Poxvirus A51R proteins regulate microtubule stability and antagonize a cell-intrinsic antiviral response
Dahee Seo,
Sabrynna Brito Oliveira,
Emily A. Rex,
Xuecheng Ye,
Luke M. Rice,
Flávio Guimarães da Fonseca,
Don B. Gammon
Affiliations
Dahee Seo
Department of Microbiology, University of Texas Southwestern Medical Center, Dallas, TX 75390, USA
Sabrynna Brito Oliveira
Laboratório de Virologia Básica e Aplicada, Departamento de Microbiologia, Instituto de Ciências Biológicas, Universidade Federal de Minas Gerais, Belo Horizonte, MG 31270-901, Brazil
Emily A. Rex
Department of Microbiology, University of Texas Southwestern Medical Center, Dallas, TX 75390, USA
Xuecheng Ye
Department of Biophysics, University of Texas Southwestern Medical Center, Dallas, TX 75390, USA; Department of Biochemistry, University of Texas Southwestern Medical Center, Dallas, TX 75390, USA
Luke M. Rice
Department of Biophysics, University of Texas Southwestern Medical Center, Dallas, TX 75390, USA; Department of Biochemistry, University of Texas Southwestern Medical Center, Dallas, TX 75390, USA
Flávio Guimarães da Fonseca
Laboratório de Virologia Básica e Aplicada, Departamento de Microbiologia, Instituto de Ciências Biológicas, Universidade Federal de Minas Gerais, Belo Horizonte, MG 31270-901, Brazil
Don B. Gammon
Department of Microbiology, University of Texas Southwestern Medical Center, Dallas, TX 75390, USA; Corresponding author
Summary: Numerous viruses alter host microtubule (MT) networks during infection, but how and why they induce these changes is unclear in many cases.

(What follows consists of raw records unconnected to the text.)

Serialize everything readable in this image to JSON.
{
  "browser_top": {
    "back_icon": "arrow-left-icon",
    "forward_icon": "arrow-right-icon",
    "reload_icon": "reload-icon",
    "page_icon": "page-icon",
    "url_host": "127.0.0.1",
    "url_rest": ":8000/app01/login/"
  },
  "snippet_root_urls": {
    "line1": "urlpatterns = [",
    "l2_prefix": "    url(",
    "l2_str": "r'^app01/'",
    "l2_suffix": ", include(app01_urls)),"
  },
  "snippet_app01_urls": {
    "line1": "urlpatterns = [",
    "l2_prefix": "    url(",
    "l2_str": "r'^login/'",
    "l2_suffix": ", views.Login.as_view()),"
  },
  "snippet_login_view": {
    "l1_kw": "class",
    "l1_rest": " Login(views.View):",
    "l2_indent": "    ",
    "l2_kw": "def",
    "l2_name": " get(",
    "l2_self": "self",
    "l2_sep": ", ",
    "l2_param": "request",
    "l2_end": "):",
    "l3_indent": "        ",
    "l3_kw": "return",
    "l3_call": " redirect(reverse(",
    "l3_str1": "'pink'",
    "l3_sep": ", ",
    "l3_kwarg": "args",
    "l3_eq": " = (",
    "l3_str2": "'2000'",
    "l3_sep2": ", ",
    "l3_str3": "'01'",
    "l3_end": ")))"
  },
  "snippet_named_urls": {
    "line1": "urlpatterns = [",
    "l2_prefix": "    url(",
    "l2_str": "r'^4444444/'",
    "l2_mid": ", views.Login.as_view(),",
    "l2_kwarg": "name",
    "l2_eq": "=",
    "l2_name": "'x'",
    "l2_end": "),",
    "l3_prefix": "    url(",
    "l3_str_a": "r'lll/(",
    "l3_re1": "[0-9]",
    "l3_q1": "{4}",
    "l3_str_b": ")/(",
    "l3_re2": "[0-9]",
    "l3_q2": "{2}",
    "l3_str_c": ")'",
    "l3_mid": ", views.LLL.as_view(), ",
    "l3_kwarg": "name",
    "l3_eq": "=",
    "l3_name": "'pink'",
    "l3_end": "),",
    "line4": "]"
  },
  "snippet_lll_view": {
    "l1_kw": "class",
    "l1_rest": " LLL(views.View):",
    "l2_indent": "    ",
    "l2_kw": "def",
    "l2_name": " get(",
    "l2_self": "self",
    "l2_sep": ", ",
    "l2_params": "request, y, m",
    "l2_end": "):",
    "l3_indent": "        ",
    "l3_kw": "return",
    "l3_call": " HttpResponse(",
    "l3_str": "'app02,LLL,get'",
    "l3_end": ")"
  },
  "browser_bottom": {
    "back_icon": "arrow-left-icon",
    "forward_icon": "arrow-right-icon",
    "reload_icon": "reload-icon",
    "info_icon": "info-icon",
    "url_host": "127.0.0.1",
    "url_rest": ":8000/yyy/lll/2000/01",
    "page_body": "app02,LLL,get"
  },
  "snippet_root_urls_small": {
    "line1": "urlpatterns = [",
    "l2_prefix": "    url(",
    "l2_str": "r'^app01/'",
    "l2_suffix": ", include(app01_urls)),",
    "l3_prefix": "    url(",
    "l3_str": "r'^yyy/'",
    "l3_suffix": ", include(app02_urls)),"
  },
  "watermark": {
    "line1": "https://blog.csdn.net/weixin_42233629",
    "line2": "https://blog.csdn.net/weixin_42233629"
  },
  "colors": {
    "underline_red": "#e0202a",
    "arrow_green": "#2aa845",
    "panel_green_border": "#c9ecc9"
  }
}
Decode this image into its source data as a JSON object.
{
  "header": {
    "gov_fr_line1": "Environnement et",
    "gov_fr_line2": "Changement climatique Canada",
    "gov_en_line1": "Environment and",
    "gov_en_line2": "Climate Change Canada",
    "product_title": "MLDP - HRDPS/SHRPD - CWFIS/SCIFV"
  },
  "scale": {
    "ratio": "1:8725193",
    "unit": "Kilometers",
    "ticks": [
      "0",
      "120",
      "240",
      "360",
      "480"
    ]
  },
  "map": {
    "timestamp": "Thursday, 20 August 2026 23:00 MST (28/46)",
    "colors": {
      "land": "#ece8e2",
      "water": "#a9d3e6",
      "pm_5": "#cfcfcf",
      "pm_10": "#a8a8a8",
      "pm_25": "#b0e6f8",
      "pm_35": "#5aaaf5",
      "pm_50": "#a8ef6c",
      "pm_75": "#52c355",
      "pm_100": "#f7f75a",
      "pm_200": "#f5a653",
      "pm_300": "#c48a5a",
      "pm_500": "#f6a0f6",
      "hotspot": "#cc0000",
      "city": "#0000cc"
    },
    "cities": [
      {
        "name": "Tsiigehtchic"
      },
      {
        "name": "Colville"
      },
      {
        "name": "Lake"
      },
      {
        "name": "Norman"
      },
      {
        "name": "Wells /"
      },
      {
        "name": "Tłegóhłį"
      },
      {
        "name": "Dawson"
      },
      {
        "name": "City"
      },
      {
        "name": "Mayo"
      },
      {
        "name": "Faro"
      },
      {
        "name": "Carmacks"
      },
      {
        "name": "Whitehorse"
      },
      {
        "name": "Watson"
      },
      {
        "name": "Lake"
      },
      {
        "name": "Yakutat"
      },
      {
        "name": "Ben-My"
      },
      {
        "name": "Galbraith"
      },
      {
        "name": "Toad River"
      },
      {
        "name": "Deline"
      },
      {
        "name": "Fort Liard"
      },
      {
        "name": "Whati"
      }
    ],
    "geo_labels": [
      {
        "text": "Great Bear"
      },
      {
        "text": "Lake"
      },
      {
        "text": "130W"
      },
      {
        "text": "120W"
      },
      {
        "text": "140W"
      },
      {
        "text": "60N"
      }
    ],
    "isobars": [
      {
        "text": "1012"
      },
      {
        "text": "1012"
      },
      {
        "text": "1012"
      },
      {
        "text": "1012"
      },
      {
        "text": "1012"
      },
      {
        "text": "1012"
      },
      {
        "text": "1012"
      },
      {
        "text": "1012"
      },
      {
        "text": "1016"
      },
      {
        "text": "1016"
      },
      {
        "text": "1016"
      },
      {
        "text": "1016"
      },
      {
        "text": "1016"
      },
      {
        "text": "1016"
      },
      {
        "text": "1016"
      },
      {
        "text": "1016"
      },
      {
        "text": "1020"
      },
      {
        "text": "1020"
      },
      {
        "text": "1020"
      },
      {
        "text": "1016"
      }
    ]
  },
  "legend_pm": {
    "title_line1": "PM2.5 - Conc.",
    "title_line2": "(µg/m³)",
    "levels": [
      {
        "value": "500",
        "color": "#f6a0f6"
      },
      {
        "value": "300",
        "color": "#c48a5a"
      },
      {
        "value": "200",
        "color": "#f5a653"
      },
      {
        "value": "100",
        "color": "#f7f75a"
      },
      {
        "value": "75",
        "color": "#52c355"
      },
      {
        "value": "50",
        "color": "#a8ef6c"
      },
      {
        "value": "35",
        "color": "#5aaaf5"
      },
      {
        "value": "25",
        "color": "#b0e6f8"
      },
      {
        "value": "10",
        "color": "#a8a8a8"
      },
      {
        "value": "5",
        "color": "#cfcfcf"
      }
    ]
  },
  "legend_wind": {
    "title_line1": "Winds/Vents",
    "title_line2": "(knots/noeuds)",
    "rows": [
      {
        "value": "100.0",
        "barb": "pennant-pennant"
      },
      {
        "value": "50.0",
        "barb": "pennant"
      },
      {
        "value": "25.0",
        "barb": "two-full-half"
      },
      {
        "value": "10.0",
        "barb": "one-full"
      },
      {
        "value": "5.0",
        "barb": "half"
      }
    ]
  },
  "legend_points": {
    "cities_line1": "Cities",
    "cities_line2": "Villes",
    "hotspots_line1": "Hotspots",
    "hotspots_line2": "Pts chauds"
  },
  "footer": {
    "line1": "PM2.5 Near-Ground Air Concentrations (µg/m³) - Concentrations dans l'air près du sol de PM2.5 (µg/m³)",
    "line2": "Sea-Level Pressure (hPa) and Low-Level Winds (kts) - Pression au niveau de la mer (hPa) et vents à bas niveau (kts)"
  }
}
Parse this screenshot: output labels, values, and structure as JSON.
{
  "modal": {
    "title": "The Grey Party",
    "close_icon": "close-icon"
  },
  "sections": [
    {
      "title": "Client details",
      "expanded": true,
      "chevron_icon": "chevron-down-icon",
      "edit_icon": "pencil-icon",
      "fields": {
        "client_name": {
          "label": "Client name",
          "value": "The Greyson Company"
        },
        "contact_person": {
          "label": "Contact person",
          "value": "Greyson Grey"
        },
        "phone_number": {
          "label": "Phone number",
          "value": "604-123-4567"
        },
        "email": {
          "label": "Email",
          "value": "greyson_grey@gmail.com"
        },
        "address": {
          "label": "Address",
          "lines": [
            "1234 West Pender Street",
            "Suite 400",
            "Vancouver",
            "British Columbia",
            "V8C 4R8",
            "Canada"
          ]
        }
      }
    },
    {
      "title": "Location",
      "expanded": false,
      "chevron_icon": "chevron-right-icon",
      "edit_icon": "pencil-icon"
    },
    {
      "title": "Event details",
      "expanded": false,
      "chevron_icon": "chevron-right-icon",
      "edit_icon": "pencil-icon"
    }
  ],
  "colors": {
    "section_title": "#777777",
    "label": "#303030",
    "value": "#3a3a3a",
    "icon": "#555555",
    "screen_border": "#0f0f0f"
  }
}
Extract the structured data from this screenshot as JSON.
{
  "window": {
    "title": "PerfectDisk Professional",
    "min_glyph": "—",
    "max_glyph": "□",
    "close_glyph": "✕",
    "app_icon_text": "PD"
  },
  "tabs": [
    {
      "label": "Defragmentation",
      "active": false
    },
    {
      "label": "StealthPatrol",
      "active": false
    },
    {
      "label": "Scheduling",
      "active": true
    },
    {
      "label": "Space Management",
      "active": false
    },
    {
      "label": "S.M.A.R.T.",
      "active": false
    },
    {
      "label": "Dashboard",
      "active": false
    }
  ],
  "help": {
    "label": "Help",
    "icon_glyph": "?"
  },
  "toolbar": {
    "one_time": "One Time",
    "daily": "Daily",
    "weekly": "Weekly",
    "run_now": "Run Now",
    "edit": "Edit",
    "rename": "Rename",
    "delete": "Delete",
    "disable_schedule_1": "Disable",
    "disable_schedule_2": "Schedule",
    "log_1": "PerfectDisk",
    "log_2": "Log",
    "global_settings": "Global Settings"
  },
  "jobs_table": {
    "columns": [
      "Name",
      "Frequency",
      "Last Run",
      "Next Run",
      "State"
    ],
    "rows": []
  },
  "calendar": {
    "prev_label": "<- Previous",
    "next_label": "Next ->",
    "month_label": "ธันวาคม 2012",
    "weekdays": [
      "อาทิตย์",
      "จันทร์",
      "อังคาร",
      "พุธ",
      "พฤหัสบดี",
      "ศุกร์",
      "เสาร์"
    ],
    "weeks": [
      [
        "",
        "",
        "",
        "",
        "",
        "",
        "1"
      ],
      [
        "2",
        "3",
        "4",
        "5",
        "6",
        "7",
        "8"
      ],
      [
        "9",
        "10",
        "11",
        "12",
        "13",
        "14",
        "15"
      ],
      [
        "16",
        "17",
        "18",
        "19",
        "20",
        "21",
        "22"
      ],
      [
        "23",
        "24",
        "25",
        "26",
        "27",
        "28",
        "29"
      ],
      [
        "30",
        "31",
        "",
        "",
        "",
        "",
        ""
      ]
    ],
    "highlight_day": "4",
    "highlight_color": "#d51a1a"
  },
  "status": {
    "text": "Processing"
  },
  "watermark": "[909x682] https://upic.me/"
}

We show that the vaccinia virus (VV)-encoded A51R protein is a MT-associated protein (MAP) that directly binds MTs and stabilizes them by both promoting their growth and preventing their depolymerization. Furthermore, we demonstrate that A51R-MT interactions are conserved across A51R proteins from multiple poxvirus genera, and highly conserved, positively charged residues in A51R proteins mediate these interactions. Strikingly, we find that viruses encoding MT interaction-deficient A51R proteins fail to suppress a reactive oxygen species (ROS)-dependent antiviral response in macrophages that leads to a block in virion morphogenesis. Moreover, A51R-MT interactions are required for VV virulence in mice. Collectively, our data show that poxviral MAP-MT interactions overcome a cell-intrinsic antiviral ROS response in macrophages that would otherwise block virus morphogenesis and replication in animals.